Matrimoni birrari: mediterranean cheeseburger e Jackie Brown di Mikkeller
“Dietro un grande uomo, c’è sempre una grande donna”, recita un noto adagio. E al di là del (neanche tanto) sottile maschilismo che attraversa l’enunciazione (per obbligo di political correctness, ne proponiamo una versione paritetica: “Dietro un grande personaggio, c’è sempre un grande partner), il contenuto espresso da queste parole è di quelli incontrovertibili: verità vera, punto. Anche a tavola: anche per un pasto veloce. E dunque, nell’afferrare dalle proprie riserve la bottiglia di una birra come la Jackie Brown di Mikkeller, s’impone l’obbligo di non banalizzarne la bevuta con un abbinamento qualunque. E d’altra parte, magari, il tempo per prepararsi un piatto troppo complicato non lo si ha. A quel punto – complice, certo, la provocatorietà contagiosa della stessa griffe produttrice, visto che il marchio danese non ha bisogno di presentazioni in merito alla vorticosità del proprio estro e della propria “voglia di stupire” – ecco che si accende la lampadina che non ti aspetti. Accompagneremo la nostra American Brown Ale con un ricco cheeseburger.

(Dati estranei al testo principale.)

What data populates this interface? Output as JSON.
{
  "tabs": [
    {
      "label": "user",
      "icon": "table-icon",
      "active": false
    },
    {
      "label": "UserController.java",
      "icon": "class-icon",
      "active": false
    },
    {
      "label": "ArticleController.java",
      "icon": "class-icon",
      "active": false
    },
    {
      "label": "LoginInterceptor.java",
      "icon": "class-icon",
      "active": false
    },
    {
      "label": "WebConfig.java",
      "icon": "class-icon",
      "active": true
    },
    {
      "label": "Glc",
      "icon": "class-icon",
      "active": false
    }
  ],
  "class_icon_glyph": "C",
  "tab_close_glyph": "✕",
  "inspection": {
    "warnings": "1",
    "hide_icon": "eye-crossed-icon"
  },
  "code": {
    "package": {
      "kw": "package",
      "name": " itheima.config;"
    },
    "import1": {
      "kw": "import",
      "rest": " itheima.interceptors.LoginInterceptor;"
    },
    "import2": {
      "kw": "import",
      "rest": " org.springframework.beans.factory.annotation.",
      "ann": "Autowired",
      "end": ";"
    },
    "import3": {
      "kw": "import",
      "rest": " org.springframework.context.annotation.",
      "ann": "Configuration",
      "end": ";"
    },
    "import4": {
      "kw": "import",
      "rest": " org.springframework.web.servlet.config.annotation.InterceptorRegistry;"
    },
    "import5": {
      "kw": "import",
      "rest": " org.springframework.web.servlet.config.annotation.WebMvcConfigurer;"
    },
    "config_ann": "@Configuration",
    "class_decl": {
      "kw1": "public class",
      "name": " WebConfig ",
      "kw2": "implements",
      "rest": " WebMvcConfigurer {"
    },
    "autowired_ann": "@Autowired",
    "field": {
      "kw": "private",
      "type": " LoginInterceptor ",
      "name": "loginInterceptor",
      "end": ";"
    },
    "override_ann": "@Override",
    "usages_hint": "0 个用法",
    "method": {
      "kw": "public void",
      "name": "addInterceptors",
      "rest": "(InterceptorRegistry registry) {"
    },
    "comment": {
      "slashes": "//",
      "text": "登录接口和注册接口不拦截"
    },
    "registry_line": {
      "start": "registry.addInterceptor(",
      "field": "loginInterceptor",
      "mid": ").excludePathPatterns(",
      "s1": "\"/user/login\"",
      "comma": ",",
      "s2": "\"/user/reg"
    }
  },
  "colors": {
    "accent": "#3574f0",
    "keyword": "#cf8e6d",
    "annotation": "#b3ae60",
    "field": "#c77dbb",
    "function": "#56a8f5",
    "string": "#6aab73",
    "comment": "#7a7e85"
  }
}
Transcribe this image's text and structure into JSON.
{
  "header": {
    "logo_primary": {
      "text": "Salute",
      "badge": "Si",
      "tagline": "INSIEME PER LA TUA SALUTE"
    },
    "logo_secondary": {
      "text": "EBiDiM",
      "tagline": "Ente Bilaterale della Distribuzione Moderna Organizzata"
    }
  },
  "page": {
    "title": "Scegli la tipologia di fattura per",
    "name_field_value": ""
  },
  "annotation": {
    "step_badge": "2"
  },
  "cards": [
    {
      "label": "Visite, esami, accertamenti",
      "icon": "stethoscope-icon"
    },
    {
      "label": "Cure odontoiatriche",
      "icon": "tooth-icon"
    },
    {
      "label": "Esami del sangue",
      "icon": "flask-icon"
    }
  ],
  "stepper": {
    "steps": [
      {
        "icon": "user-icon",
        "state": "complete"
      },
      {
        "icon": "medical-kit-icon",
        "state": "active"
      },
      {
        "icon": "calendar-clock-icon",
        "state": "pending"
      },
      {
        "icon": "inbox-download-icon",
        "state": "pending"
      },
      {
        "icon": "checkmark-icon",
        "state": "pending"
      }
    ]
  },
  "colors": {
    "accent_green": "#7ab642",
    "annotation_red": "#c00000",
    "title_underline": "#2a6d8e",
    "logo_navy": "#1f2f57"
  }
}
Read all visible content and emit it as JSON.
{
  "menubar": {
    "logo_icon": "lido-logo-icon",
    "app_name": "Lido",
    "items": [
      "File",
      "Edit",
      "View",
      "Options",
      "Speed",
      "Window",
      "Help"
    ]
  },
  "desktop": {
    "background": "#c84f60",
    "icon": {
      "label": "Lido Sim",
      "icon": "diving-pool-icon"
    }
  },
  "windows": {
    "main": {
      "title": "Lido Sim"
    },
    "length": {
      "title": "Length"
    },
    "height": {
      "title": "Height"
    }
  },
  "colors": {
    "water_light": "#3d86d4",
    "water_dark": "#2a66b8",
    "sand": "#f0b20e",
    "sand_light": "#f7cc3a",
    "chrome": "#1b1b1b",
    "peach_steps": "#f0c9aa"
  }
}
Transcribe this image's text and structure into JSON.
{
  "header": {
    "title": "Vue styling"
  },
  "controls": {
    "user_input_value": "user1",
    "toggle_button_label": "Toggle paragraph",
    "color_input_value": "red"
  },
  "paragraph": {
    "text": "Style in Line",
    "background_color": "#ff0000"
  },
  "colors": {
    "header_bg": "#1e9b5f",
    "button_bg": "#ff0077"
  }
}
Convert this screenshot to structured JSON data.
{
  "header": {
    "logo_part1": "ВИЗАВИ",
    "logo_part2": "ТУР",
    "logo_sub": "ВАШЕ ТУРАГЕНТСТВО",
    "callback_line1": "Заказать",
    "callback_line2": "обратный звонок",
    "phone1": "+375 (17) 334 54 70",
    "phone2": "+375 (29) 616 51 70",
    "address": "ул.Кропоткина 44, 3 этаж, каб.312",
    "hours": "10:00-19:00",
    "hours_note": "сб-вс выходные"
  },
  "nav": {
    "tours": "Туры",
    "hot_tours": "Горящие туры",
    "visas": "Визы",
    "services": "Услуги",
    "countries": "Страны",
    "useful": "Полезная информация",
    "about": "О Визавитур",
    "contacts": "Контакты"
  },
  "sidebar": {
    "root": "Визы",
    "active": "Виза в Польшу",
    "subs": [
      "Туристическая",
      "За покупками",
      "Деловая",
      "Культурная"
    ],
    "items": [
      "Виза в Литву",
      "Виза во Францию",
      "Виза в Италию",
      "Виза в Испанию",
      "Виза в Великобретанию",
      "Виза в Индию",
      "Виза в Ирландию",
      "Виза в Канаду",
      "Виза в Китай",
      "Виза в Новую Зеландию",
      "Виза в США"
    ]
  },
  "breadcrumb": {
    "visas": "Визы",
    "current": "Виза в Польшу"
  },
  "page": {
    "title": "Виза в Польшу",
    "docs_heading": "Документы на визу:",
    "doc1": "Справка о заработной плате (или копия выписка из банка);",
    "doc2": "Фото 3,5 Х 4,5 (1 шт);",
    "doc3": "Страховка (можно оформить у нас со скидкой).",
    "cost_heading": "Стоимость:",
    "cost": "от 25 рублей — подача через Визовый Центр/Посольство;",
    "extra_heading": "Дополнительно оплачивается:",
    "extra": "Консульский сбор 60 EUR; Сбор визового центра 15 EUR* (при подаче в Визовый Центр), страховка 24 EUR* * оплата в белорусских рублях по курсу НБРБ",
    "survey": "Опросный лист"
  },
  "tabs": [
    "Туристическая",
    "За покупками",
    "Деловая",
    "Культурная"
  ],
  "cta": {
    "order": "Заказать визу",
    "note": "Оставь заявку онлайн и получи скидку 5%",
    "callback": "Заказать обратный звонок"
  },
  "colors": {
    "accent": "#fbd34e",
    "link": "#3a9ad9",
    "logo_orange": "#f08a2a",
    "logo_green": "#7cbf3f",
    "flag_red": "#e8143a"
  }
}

Al che, inevitabilmente, s’inalbera la voce della tua coscienza culinaria, che strepita, indignata: come il cheeseburger? Intendendo con ciò che il connubio solo immaginato con quel piatto sia pressoché mortificante, nei riguardi della pinta che gli si vuol affiancare. E lì, col piacere che solo i “colpi a sorpresa” san dare, estrai l’asso (che sapevi avere) nella manica. “Eh, si fa presto a dire cheeseburger. Aspetta di assaggiarne la versione che prepara la gastronomia di quell’amico mio”. Ebbene, la versione suddetta è così progettata. Pane al latte, carne di manzo selezionata, salsa barbecue homemade, Fontina valdostana Dop, cipolla di Tropea caramellata, pomodoro Canestrino grigliato. Insomma, una declinazione mediterranea di quel “panino da fast food”: e soprattutto una leccornia. Identikit sensoriale: costituzione robusta (per consistenza generale, fibra proteica e quantità di grassi), intensità sensoriale elevata, orientamento gustativo prevalente… difficile individuarlo, perché è una cooperazione tra sapidità, dolcezza lipidica (l’architrave equilibrante) e acidità; in più, un discreto respiro aromatico, grazie a formaggio e ortaggi protagonisti. Sì, un gioiellino. Con tante sfaccettature adatte a collimare con i connotati organolettici della birra in predicato di essere stappata.
La Jackie, infatti, esprime agrumature olfattive (da luppoli Nugget, Simcoe e Centennial) decisamente morbide, in quanto influenzate dalla rotondità dei cereali di base (Pale, Munich, Cara-Pils, Cara-Crystal, Brown, Chocolate; avena in fiocchi): e dunque questi suoi tratti odorosi “so american” non vanno a configgere con l’architettura del burger, ma semmai ad aggiungervi ulteriori “colori”. L’arma vincente, in questo abbinamento, è l’equipaggiamento tattile e gustativo della birra: un mix (vi si sentono biscotto, cola e un tocco liquirizia) di felpature, abboccature e lievissime affilatezze da malti scuri, che vanno a incontrare armonicamente le caratteristiche del nostro “spuntino d’autore”. Come? Smorzandone la concentrazione sapida con la vellutatezza pseudo-zuccherina del sorso; elidendo l’acidulità di pomodoro, cipolla e salsa barbecue con la speculare nota (appena menzionata) dovuta alla tostatura del mash; rimuovendo, con la propria effervescenza, la tenace pinguedine della carne e della Fontina; andando perfino a richiamare, con qualche ideuzza d’affumicato, la croccantezza “bruciata” del Canestrino grigliato. Il finale? Un inno di ringraziamento: a Mikkeller e al tuo amico, quello della gastronomia lì sotto.
PS: In questo abbinamento “narrato”, i personaggi sono di pura invenzione, i fatti no.